L'etichetta di un mangime complementare è un documento regolamentato: quello che c'è scritto, e soprattutto dove è scritto, segue regole precise stabilite dal Regolamento (CE) 767/2009. Saperle leggere permette di confrontare due prodotti su basi reali invece che sulla grafica della confezione.
1. La denominazione
Sulla confezione deve comparire la dicitura mangime complementare, con l'indicazione della specie a cui è destinato. Non è un dettaglio burocratico: definisce la categoria del prodotto e, di conseguenza, cosa può e non può dichiarare.
2. Composizione: l'ordine conta
Gli ingredienti sono elencati in ordine decrescente di peso. Il primo della lista è il più presente. È il modo più rapido per capire se l'ingrediente che il prodotto mette in evidenza sulla confezione è davvero la componente principale o compare in coda.
Attenzione alle formule che elencano molti ingredienti dopo gli eccipienti: la quantità residua si distribuisce tra tutti.
3. Additivi
Sono riportati in una sezione a parte, raggruppati per categoria funzionale, con il numero di identificazione europeo e la quantità aggiunta. Qui compaiono per esempio le vitamine, gli oligoelementi e i microrganismi autorizzati. È la parte più verificabile dell'intera etichetta.
4. Componenti analitici
Sono i valori misurati sul prodotto finito: proteina grezza, oli e grassi grezzi, fibra grezza, ceneri grezze, umidità. Servono soprattutto per il confronto tra prodotti dello stesso tipo.
5. Istruzioni per l'uso
Dose giornaliera raccomandata, in genere rapportata al peso corporeo, e durata consigliata del periodo di somministrazione. È la sezione da confrontare prima del prezzo: due prodotti allo stesso prezzo con dosaggi diversi hanno costi giornalieri diversi.
Il calcolo che conviene fare sempre: prezzo diviso per il numero di giorni di copertura al dosaggio indicato per il peso del tuo cane. È l'unico confronto onesto.
6. Le indicazioni obbligatorie di tracciabilità
- Numero di lotto
- Termine minimo di conservazione
- Quantità netta
- Nome e indirizzo del responsabile dell'etichettatura
- Numero di riconoscimento o registrazione dello stabilimento
Il punto più utile: i claim
Un mangime complementare non è un medicinale e non può dichiarare di prevenire, trattare o curare una malattia. Le formulazioni ammesse riguardano il supporto a funzioni fisiologiche normali.
Il confronto pratico:
- ❌ "Elimina il dolore articolare" → ✅ "A supporto del normale metabolismo articolare"
- ❌ "Cura la diarrea" → ✅ "A supporto del normale equilibrio della flora intestinale"
- ❌ "Previene il tartaro" → ✅ "Per il fisiologico benessere del cavo orale"
Un prodotto che promette risultati terapeutici sta dicendo qualcosa che, per la sua categoria, non può dichiarare. Non è un dettaglio formale: è un indicatore di come l'azienda tratta le regole in generale.
Le tre domande da farsi davanti a una confezione
- L'ingrediente pubblicizzato in copertina dove si trova nella lista?
- Il dosaggio indicato per il peso del mio cane quanti giorni copre?
- Le frasi in confezione parlano di funzioni normali o promettono guarigioni?
Tutti i mangimi complementari FloraPet sono formulati e prodotti in Italia, con composizione completa in etichetta e claim conformi al Regolamento (CE) 767/2009.
Domande frequenti
"Naturale" ha un significato preciso?
Non ha una definizione univoca ed è un termine usato in modo molto ampio. Meglio guardare la lista degli ingredienti.
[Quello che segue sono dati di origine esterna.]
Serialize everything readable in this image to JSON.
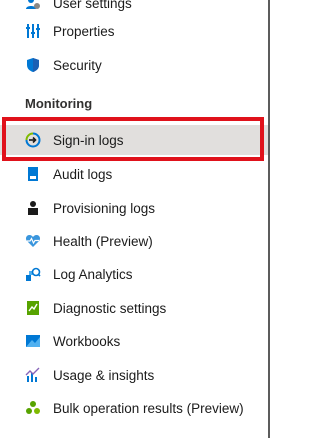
{
  "nav": {
    "top_items": [
      {
        "label": "User settings",
        "icon": "user-settings-icon"
      },
      {
        "label": "Properties",
        "icon": "properties-icon"
      },
      {
        "label": "Security",
        "icon": "shield-icon"
      }
    ],
    "section_header": "Monitoring",
    "monitoring_items": [
      {
        "label": "Sign-in logs",
        "icon": "sign-in-logs-icon",
        "selected": true
      },
      {
        "label": "Audit logs",
        "icon": "audit-logs-icon"
      },
      {
        "label": "Provisioning logs",
        "icon": "provisioning-logs-icon"
      },
      {
        "label": "Health (Preview)",
        "icon": "health-icon"
      },
      {
        "label": "Log Analytics",
        "icon": "log-analytics-icon"
      },
      {
        "label": "Diagnostic settings",
        "icon": "diagnostic-settings-icon"
      },
      {
        "label": "Workbooks",
        "icon": "workbooks-icon"
      },
      {
        "label": "Usage & insights",
        "icon": "usage-insights-icon"
      },
      {
        "label": "Bulk operation results (Preview)",
        "icon": "bulk-operation-icon"
      }
    ]
  },
  "colors": {
    "highlight_border": "#e0121b",
    "selected_bg": "#e1dfdd",
    "accent_blue": "#0078d4"
  }
}
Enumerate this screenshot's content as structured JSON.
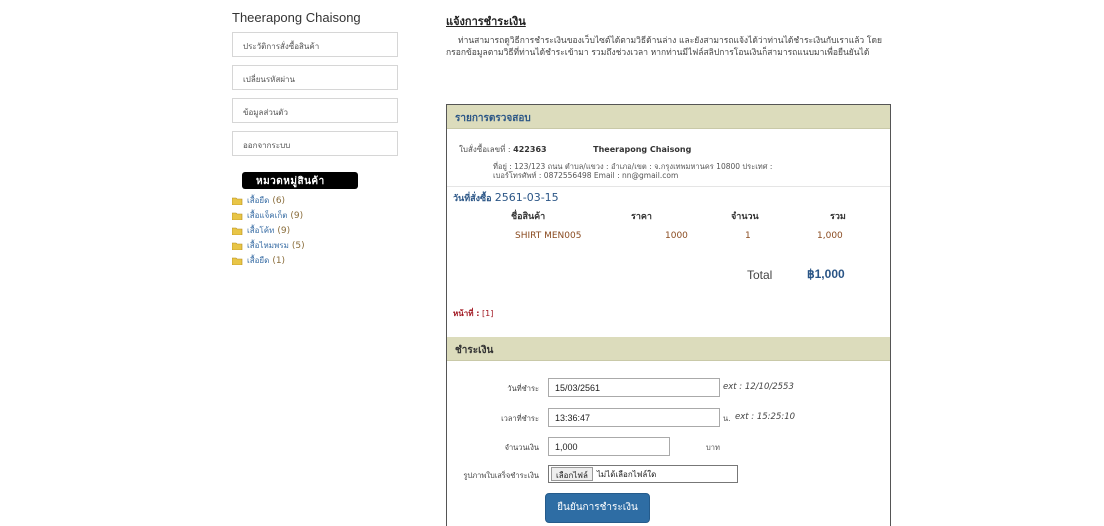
{
  "sidebar": {
    "user_name": "Theerapong Chaisong",
    "menu": [
      {
        "label": "ประวัติการสั่งซื้อสินค้า"
      },
      {
        "label": "เปลี่ยนรหัสผ่าน"
      },
      {
        "label": "ข้อมูลส่วนตัว"
      },
      {
        "label": "ออกจากระบบ"
      }
    ],
    "category_header": "หมวดหมู่สินค้า",
    "categories": [
      {
        "label": "เสื้อยืด",
        "count": "(6)"
      },
      {
        "label": "เสื้อแจ็คเก็ต",
        "count": "(9)"
      },
      {
        "label": "เสื้อโค้ท",
        "count": "(9)"
      },
      {
        "label": "เสื้อไหมพรม",
        "count": "(5)"
      },
      {
        "label": "เสื้อยืด",
        "count": "(1)"
      }
    ]
  },
  "main": {
    "title": "แจ้งการชำระเงิน",
    "intro": "ท่านสามารถดูวิธีการชำระเงินของเว็บไซต์ได้ตามวิธีด้านล่าง และยังสามารถแจ้งได้ว่าท่านได้ชำระเงินกับเราแล้ว โดยกรอกข้อมูลตามวิธีที่ท่านได้ชำระเข้ามา รวมถึงช่วงเวลา หากท่านมีไฟล์สลิปการโอนเงินก็สามารถแนบมาเพื่อยืนยันได้"
  },
  "review": {
    "header": "รายการตรวจสอบ",
    "order_label": "ใบสั่งซื้อเลขที่ :",
    "order_id": "422363",
    "customer_name": "Theerapong Chaisong",
    "address": "ที่อยู่ : 123/123 ถนน ตำบล/แขวง : อำเภอ/เขต : จ.กรุงเทพมหานคร 10800 ประเทศ :",
    "contact": "เบอร์โทรศัพท์ : 0872556498 Email : nn@gmail.com",
    "date_label": "วันที่สั่งซื้อ",
    "date_value": "2561-03-15",
    "columns": [
      "ชื่อสินค้า",
      "ราคา",
      "จำนวน",
      "รวม"
    ],
    "items": [
      {
        "name": "SHIRT MEN005",
        "price": "1000",
        "qty": "1",
        "total": "1,000"
      }
    ],
    "total_label": "Total",
    "total_value": "฿1,000",
    "page_label": "หน้าที่ :",
    "page_num": "[1]"
  },
  "payment": {
    "header": "ชำระเงิน",
    "date_label": "วันที่ชำระ",
    "date_value": "15/03/2561",
    "date_hint": "ext : 12/10/2553",
    "time_label": "เวลาที่ชำระ",
    "time_value": "13:36:47",
    "time_unit": "น.",
    "time_hint": "ext : 15:25:10",
    "amount_label": "จำนวนเงิน",
    "amount_value": "1,000",
    "amount_unit": "บาท",
    "file_label": "รูปภาพใบเสร็จชำระเงิน",
    "file_button": "เลือกไฟล์",
    "file_status": "ไม่ได้เลือกไฟล์ใด",
    "submit": "ยืนยันการชำระเงิน"
  },
  "colors": {
    "accent_blue": "#2e6da4",
    "section_header_bg": "#dcdcbc",
    "price_text": "#8a4b20",
    "paging_red": "#a0151f"
  }
}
Un integratore per umani va bene per il cane?
No. Cambiano dosaggi, forme e alcune sostanze non sono adatte alla specie. Va sempre chiesto al veterinario.
Cosa significa "estratto titolato"?
Che l'estratto contiene una percentuale dichiarata e controllata del suo principio caratterizzante. È un'informazione più precisa della semplice indicazione della pianta.
Le informazioni contenute in questo articolo hanno finalità divulgativa e non sostituiscono il parere del medico veterinario.